Haller Grüne zu Paul von Lettow-Vorbeck: Straßennamen sind Zeitzeugen

Halle (WB/kg). Die »Lettow-Vorbeck-Straße« in Halle sorgt weiter für Gesprächsstoff. Nach der Leser-Kritik von Hanns D. Knoop (Leserbrief im WESTFALEN-BLATT von Freitag) und der Anregung, noch einmal über den Straßennamen nachzudenken, begründet Marlene Hahn noch einmal, warum sich die Haller Grünen bei einer Tiefbau- und Umweltausschusssitzung im August für die Beibehaltung des Namens entschieden haben.

Zudem erinnert sie an das Leben und den Charakter des Generals, der auch von seinen Gegnern geschätzt wurde.

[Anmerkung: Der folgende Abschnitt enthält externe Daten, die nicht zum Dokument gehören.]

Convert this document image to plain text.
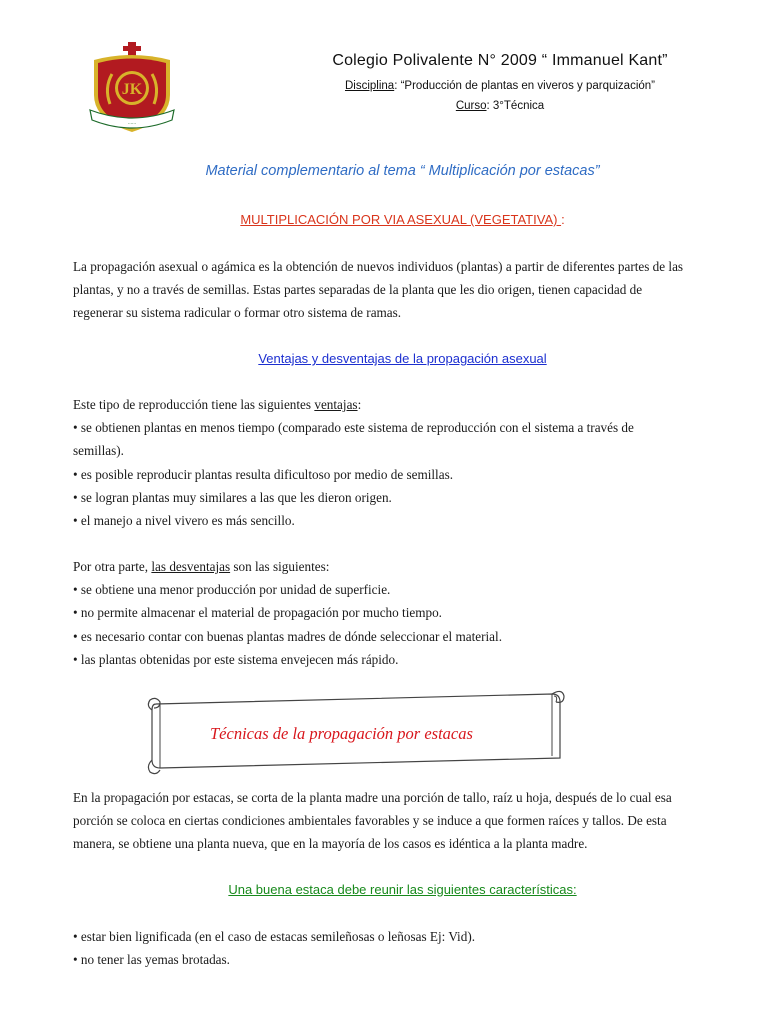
JK
......
Colegio Polivalente N° 2009 “ Immanuel Kant”
Disciplina: “Producción de plantas en viveros y parquización”
Curso: 3°Técnica
Material complementario al tema “ Multiplicación por estacas”
MULTIPLICACIÓN POR VIA ASEXUAL (VEGETATIVA) :
La propagación asexual o agámica es la obtención de nuevos individuos (plantas) a partir de diferentes partes de las
plantas, y no a través de semillas. Estas partes separadas de la planta que les dio origen, tienen capacidad de
regenerar su sistema radicular o formar otro sistema de ramas.
Ventajas y desventajas de la propagación asexual
Este tipo de reproducción tiene las siguientes ventajas:
• se obtienen plantas en menos tiempo (comparado este sistema de reproducción con el sistema a través de
semillas).
• es posible reproducir plantas resulta dificultoso por medio de semillas.
• se logran plantas muy similares a las que les dieron origen.
• el manejo a nivel vivero es más sencillo.
Por otra parte, las desventajas son las siguientes:
• se obtiene una menor producción por unidad de superficie.
• no permite almacenar el material de propagación por mucho tiempo.
• es necesario contar con buenas plantas madres de dónde seleccionar el material.
• las plantas obtenidas por este sistema envejecen más rápido.
Técnicas de la propagación por estacas
En la propagación por estacas, se corta de la planta madre una porción de tallo, raíz u hoja, después de lo cual esa
porción se coloca en ciertas condiciones ambientales favorables y se induce a que formen raíces y tallos. De esta
manera, se obtiene una planta nueva, que en la mayoría de los casos es idéntica a la planta madre.
Una buena estaca debe reunir las siguientes características:
• estar bien lignificada (en el caso de estacas semileñosas o leñosas Ej: Vid).
• no tener las yemas brotadas.
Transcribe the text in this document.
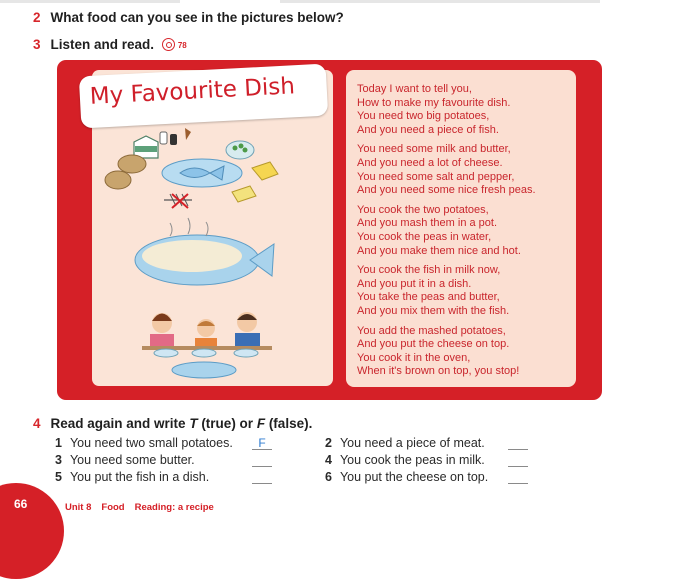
2 What food can you see in the pictures below?
3 Listen and read.	78
My Favourite Dish	Today I want to tell you,
How to make my favourite dish.
You need two big potatoes,
And you need a piece of fish.
You need some milk and butter,
And you need a lot of cheese.
You need some salt and pepper,
And you need some nice fresh peas.
You cook the two potatoes,
And you mash them in a pot.
You cook the peas in water,
And you make them nice and hot.
You cook the fish in milk now,
And you put it in a dish.
You take the peas and butter,
And you mix them with the fish.
You add the mashed potatoes,
And you put the cheese on top.
You cook it in the oven,
When it's brown on top, you stop!
4 Read again and write T (true) or F (false).
1 You need two small potatoes.	F	2 You need a piece of meat.
3 You need some butter.	4 You cook the peas in milk.
5 You put the fish in a dish.	6 You put the cheese on top.
66	Unit 8 Food Reading: a recipe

»Wenn es darum ginge, heute eine neue Straße zu benennen, würden wir einen Vorschlag »Lettow-Vorbeck-Straße« ablehnen, stellte sie damals klar. Denn eine Namensgebung werde immer als eine Ehrung verstanden, und einen Mann zu ehren, dessen Name eng mit der Kolonialisierung verbunden sei, der zudem auch zu Zeiten der Weimarer Republik antidemokratische Vorgänge unterstützt habe, komme für die Grünen nicht in Frage.
Gleichwohl sei es Teil der Haller Geschichte, dass es seit Jahrzehnten hier eine Lettow-Vorbeck-Straße gebe, und sage etwas darüber aus, wie die Mehrheit hier damals gedacht habe. Marlene Hahn: »Wenn man die Straßen nicht dem Zeitgeist entsprechend umbenennt, dann sind die Straßennamen so etwas wie Zeitzeugen«. Einen Namen beizubehalten, den man heute nicht mehr vergeben würde, könne Anlass sein, sich mit der Geschichte auseinanderzusetzen.
Paul von Lettow-Vorbeck (1870 bis 1964) war bekanntlich im Ersten Weltkrieg Kommandeur der Schutztruppe in deutsch-Ostafrika. Von 1928 bis 1930 war er Abgeordneter der rechtskonservativen Deutschnationalen Volkspartei (DNVP). Angebote Hitlers, in die NSDAP einzutreten oder ein neu zu gründendes Reichskolonialministerium zu leiten, hat er abgelehnt.
Nach Kriegsende verdingte er sich unter anderem als Gärtner. Da die Bundesregierung eine Rente nicht vorsah, sammelte sein Gegner aus dem Ersten Weltkrieg, Jan Christian Smuts (Südafrikanischer Staatsmann und General) unter seinen Offizieren finanzielle Unterstützung für ihn.
Der Mann, dem seine Geburtsstadt Saarlouis 1956 die Ehrenbürgerrechte verliehen hat, wurde nach seinem Tod von der Londoner »The Times« gewürdigt. »Seine Landsleute sahen in ihm einen der größten Nationalhelden, und bei seinen Gegner, sowohl Briten wie Buren, galt er als ein geschickter, großherziger und ritterlicher Soldat«, heißt es darin.
Zwei Dinge sind es, die ihm angekreidet werden: Zum einen sein Verhalten als Freikorpsführer in den Wirren der jungen Weimarer Republik. 1919 war er beteiligt an der Niederschlagung der »Sülze-Unruhen«. Diese waren entstanden, weil der Hamburger Delikatess-Sülze Fabrikant Jacob Heil hungernden Arbeitslosen, entlassenen Soldaten und Zuwanderern aus dem Umland Sülze verkauft hatte, die hauptsächlich aus Kadavern von Hunden, Katzen, Ratten und Mäusen hergestellt worden war. Zum zweiten wird seine Beteiligung am Kapp-Putz kritisiert, wo er sich 1920 zusammen mit anderen Offizieren gegen die demokratisch gewählte Regierung gestellt hatte.